Samsung will pay memory-chip workers an average £310,000 (about 626 million won) bonus, largely in company stock, after unions approved a government-mediated profit-sharing agreement this month to avert planned strike action. Union reports showed 74% of the 62,616 workers who cast ballots backed the deal.
Under the pact, employees with a base annual salary of roughly 80 million won are set to receive about 626 million won in special payments, most delivered as Samsung stock. The company will allocate 10.5% of operating profits from its semiconductor division to fund the bonuses for memory-chip staff.
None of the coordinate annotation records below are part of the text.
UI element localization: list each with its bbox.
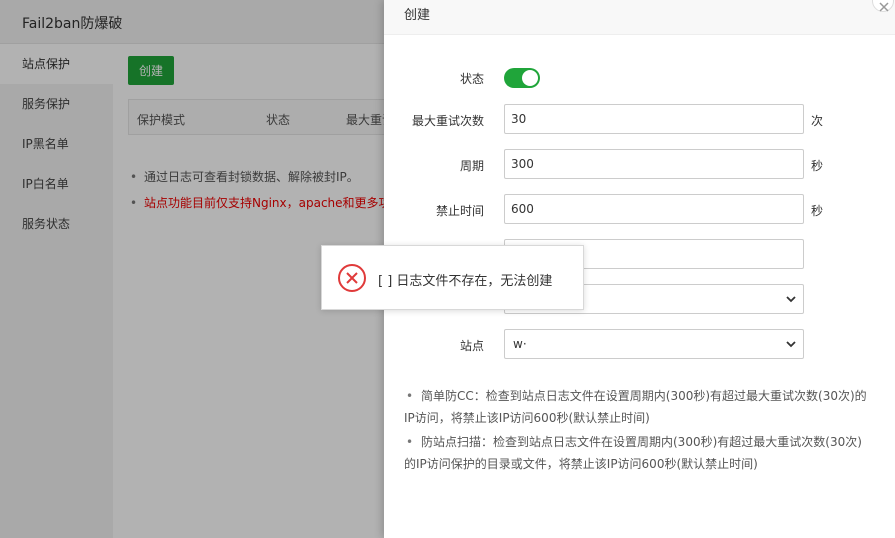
- max-retry-label: 最大重试次数: [411, 114, 484, 128]
- site-select-value: w·: [513, 337, 527, 351]
- site-select[interactable]: w·: [504, 329, 804, 359]
- period-label: 周期: [459, 159, 484, 173]
- ban-time-input[interactable]: [504, 194, 804, 224]
- max-retry-input[interactable]: [504, 104, 804, 134]
- modal-tip-line: IP访问，将禁止该IP访问600秒(默认禁止时间): [404, 411, 650, 425]
- status-toggle[interactable]: [504, 68, 540, 88]
- modal-tip-line: 简单防CC：检查到站点日志文件在设置周期内(300秒)有超过最大重试次数(30次…: [421, 389, 867, 403]
- error-circle-icon: [338, 264, 366, 292]
- ban-time-label: 禁止时间: [435, 204, 484, 218]
- period-input[interactable]: [504, 149, 804, 179]
- error-message-text: [ ] 日志文件不存在，无法创建: [378, 274, 553, 289]
- max-retry-unit: 次: [811, 114, 824, 128]
- modal-tip-line: 的IP访问保护的目录或文件，将禁止该IP访问600秒(默认禁止时间): [404, 457, 758, 471]
- error-message: [ ] 日志文件不存在，无法创建: [321, 245, 584, 310]
- modal-tip-item: • 简单防CC：检查到站点日志文件在设置周期内(300秒)有超过最大重试次数(3…: [404, 385, 874, 429]
- modal-tip-line: 防站点扫描：检查到站点日志文件在设置周期内(300秒)有超过最大重试次数(30次…: [421, 435, 862, 449]
- ban-time-unit: 秒: [811, 204, 824, 218]
- chevron-down-icon: [786, 341, 796, 348]
- site-label: 站点: [459, 339, 484, 353]
- toggle-knob: [522, 70, 538, 86]
- chevron-down-icon: [786, 296, 796, 303]
- period-unit: 秒: [811, 159, 824, 173]
- modal-tip-item: • 防站点扫描：检查到站点日志文件在设置周期内(300秒)有超过最大重试次数(3…: [404, 431, 874, 475]
- modal-tips-list: • 简单防CC：检查到站点日志文件在设置周期内(300秒)有超过最大重试次数(3…: [404, 385, 874, 477]
- status-label: 状态: [459, 72, 484, 86]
The agreement follows strong earnings in Samsung’s semiconductor business amid rising demand for memory chips driven by artificial intelligence workloads and a global shortage of supply. Samsung and SK Hynix together supply the majority of the world’s memory chips.
Negotiations involved several proposals, including one-off payments equal to 50% to 100% of salary while keeping existing caps on bonuses. The final deal preserves a mechanism for special payouts tied to semiconductor operating profit rather than permanently removing bonus caps.
Last year, SK Hynix removed a cap on bonus pay for a decade, allowing larger payouts that attracted some employees from Samsung and contributed to higher union membership at Samsung. Company leaders and union representatives described the agreement as an effort to resolve a long-running labor dispute and prevent industrial action.
Some observers inside Samsung expressed concern the package could create friction between workers in the semiconductor division and employees in other divisions, such as consumer electronics, who will not receive equivalent special bonuses.